TASTE: Milly’s is Hit and Miss

Great traditional deli food makes up for poor sandwiches

Max Jacobson

This past August, I made a pilgrimage to Katz's Delicatessen on New York City's legendary Lower East Side, where I had my faith restored in the pastrami sandwich.


At this venerable institution, where you line up to order from a wily counterman, great hunks of meat are sliced, by hand, off enormous smoked briskets, and piled onto slices of steaming rye bread. If you are serious about meat, it doesn't hurt if you slip the guy an extra buck or two. Lately, I've noticed a kind word in Spanish gets you thicker slices, too.


What makes a Katz's pastrami sandwich great is more than the quality of the meat, which is perfectly infused with smoke, crusted on the outside with ebony colored spices, and as red as a baby's cheek in a windstorm. It is also the fact that the counterman slices it according to your specifications, giving you a small sample before completing the task.


In moral terms, a Katz pastrami sandwich is—in comparison with the machine-sliced, commercial brand of pastrami that passes for the real thing in 99 percent of delis west of the Hudson River, Mount Olympus to Pennsylvania Avenue—a colorful original to a pallid Xerox copy.


Know that going in and you should find something to like about Milly's, a cheerful, suburban-style deli hard by the Regal Multiplex at Village Square in the Lakes, because sandwiches are not their strong suit. At first, a friend and I had a hard time finding the sign and so drove around the complex a few times before spotting it. (It's just a few pads directly to the east of the theaters, if that helps.)


Milly's bills itself as a New York- style delicatessen, and the menu is quick to inform that it is not glatt kosher, which means it serves some items that aren't kosher at all. The menu also tells us that Grandma Milly worked in one of LA's finest delicatessens for more than 40 years (without mentioning any names) and that the restaurant was created to honor her amazing spirit. How nice.


This is a big, bright space with lots of atmospheric pictures on the walls and a big deli case next to the front door, over which a Boar's Head sign is emblazoned. For a deli freak such as myself, this is never good news unless I'm ordering a roast beef sandwich or something similarly neutral in ethnic terms.


So when I tried my first sandwich here, I thought to cheat the fates by ordering the brisket instead of the corned beef or pastrami, but then came a bland, pre-cooked pile of uniformly sliced meat, probably, though I cannot be sure, from our pals at Boar's Head.


That's the bad news. The good is the many other things offered here because when the kitchen is cooking with gas, and that's often, the majority of them don't disappoint.


Take the perfectly cooked matzo brie the deli serves for breakfast, unleavened flatbread scrambled with eggs, good with the house strawberry preserves but better with maple syrup. Or how about Milly's matzo ball soup, homemade soup stocked with vegetables, chopped chicken and a huge, fluffy matzo ball, a delicious way to soak up the good broth.
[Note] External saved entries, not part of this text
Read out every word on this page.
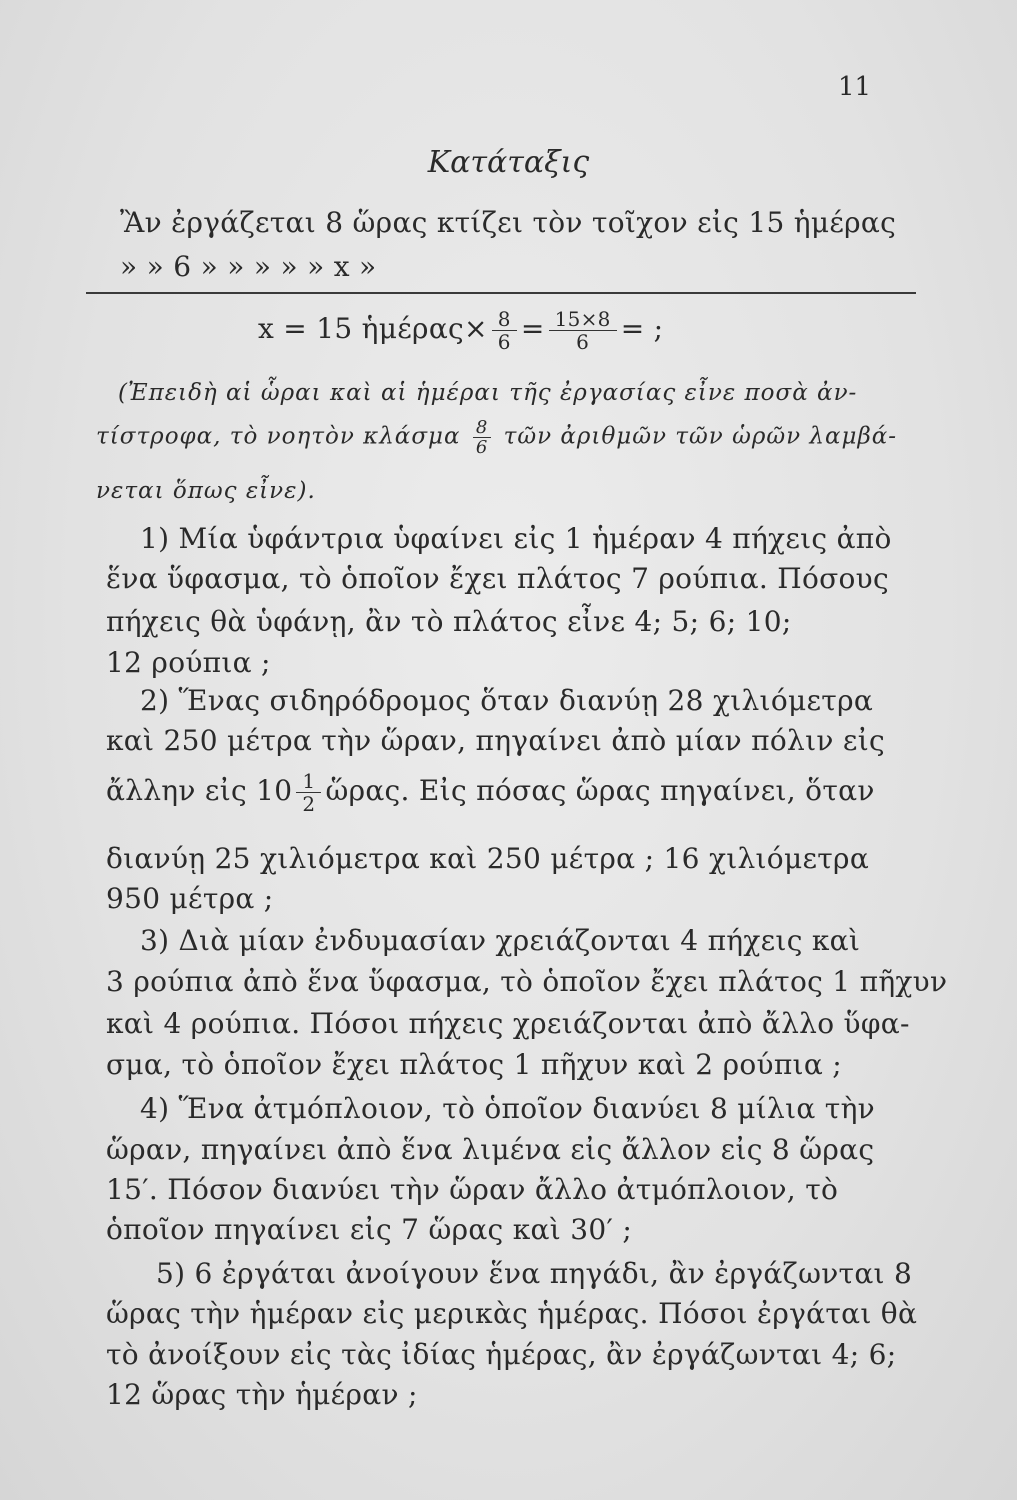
11
Κατάταξις
Ἂν ἐργάζεται 8 ὥρας κτίζει τὸν τοῖχον εἰς 15 ἡμέρας
» » 6 » » » » » x »
x = 15 ἡμέρας× $\frac{8}{6} = \frac{15\times 8}{6}$ = ;
(Ἐπειδὴ αἱ ὧραι καὶ αἱ ἡμέραι τῆς ἐργασίας εἶνε ποσὰ ἀν-
τίστροφα, τὸ νοητὸν κλάσμα $\frac{8}{6}$ τῶν ἀριθμῶν τῶν ὡρῶν λαμβά-
νεται ὅπως εἶνε).
1) Μία ὑφάντρια ὑφαίνει εἰς 1 ἡμέραν 4 πήχεις ἀπὸ
ἕνα ὕφασμα, τὸ ὁποῖον ἔχει πλάτος 7 ρούπια. Πόσους
πήχεις θὰ ὑφάνῃ, ἂν τὸ πλάτος εἶνε 4; 5; 6; 10;
12 ρούπια ;
2) Ἕνας σιδηρόδρομος ὅταν διανύῃ 28 χιλιόμετρα
καὶ 250 μέτρα τὴν ὥραν, πηγαίνει ἀπὸ μίαν πόλιν εἰς
ἄλλην εἰς $10 \frac{1}{2}$ ὥρας. Εἰς πόσας ὥρας πηγαίνει, ὅταν
διανύῃ 25 χιλιόμετρα καὶ 250 μέτρα ; 16 χιλιόμετρα
950 μέτρα ;
3) Διὰ μίαν ἐνδυμασίαν χρειάζονται 4 πήχεις καὶ
3 ρούπια ἀπὸ ἕνα ὕφασμα, τὸ ὁποῖον ἔχει πλάτος 1 πῆχυν
καὶ 4 ρούπια. Πόσοι πήχεις χρειάζονται ἀπὸ ἄλλο ὕφα-
σμα, τὸ ὁποῖον ἔχει πλάτος 1 πῆχυν καὶ 2 ρούπια ;
4) Ἕνα ἀτμόπλοιον, τὸ ὁποῖον διανύει 8 μίλια τὴν
ὥραν, πηγαίνει ἀπὸ ἕνα λιμένα εἰς ἄλλον εἰς 8 ὥρας
15′. Πόσον διανύει τὴν ὥραν ἄλλο ἀτμόπλοιον, τὸ
ὁποῖον πηγαίνει εἰς 7 ὥρας καὶ 30′ ;
5) 6 ἐργάται ἀνοίγουν ἕνα πηγάδι, ἂν ἐργάζωνται 8
ὥρας τὴν ἡμέραν εἰς μερικὰς ἡμέρας. Πόσοι ἐργάται θὰ
τὸ ἀνοίξουν εἰς τὰς ἰδίας ἡμέρας, ἂν ἐργάζωνται 4; 6;
12 ὥρας τὴν ἡμέραν ;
I do not know the provenance of the deli's smoked fish but the three I tasted—a smooth-as-silk sable, a buttery, hand-sliced Nova and a good, smoked whitefish—were impeccable. The two-fish platter gets you two bagels, red onion, tomato, a choice of cream cheese (we had chive), pickles and a choice of the good deli salads, the best being a creamy potato salad. And it's perfect for sharing.


Milly's entrées come with all of the trimmings. Two worth a shout are the meaty, stuffed cabbage rolls and a dense, homemade meat loaf, but there are also grilled liver and onions, chicken in a pot and a half-roasted chicken, among many others. Rather than a sandwich, I prefer something like the grilled kosher knockwurst with sauerkraut, which can be smeared with any one of a number of good, available mustards.


As to the side dishes, the potato latke grew on me as I ate it. At first, I thought I was eating nothing more than a mashed potato pancake but its deftly grilled surface and sweet, comforting flavors gradually won me over. I wish I could say the same for kishka—a.k.a. floury, vegetarian stuffed sausage—but the house brown gravy lacked oomph.


You'll want to go back to the pastry case by the front door for a second look as there are many appealing options in it. The individually wrapped marble pound cake is terrific, dense and eggy, as is the house cheesecake, a real New York-style cheesecake with a small bottom crust.


There are usually rugulah, small, cream-cheese pastries laden with raspberries or chocolate chips, and if you are lucky, there will be hmantashen, triangular pastries traditionally eaten at Purim, with fillings such as poppy seeds, prune and apricot.


But if your heart is set on pastrami, try Carnegie Deli at TI.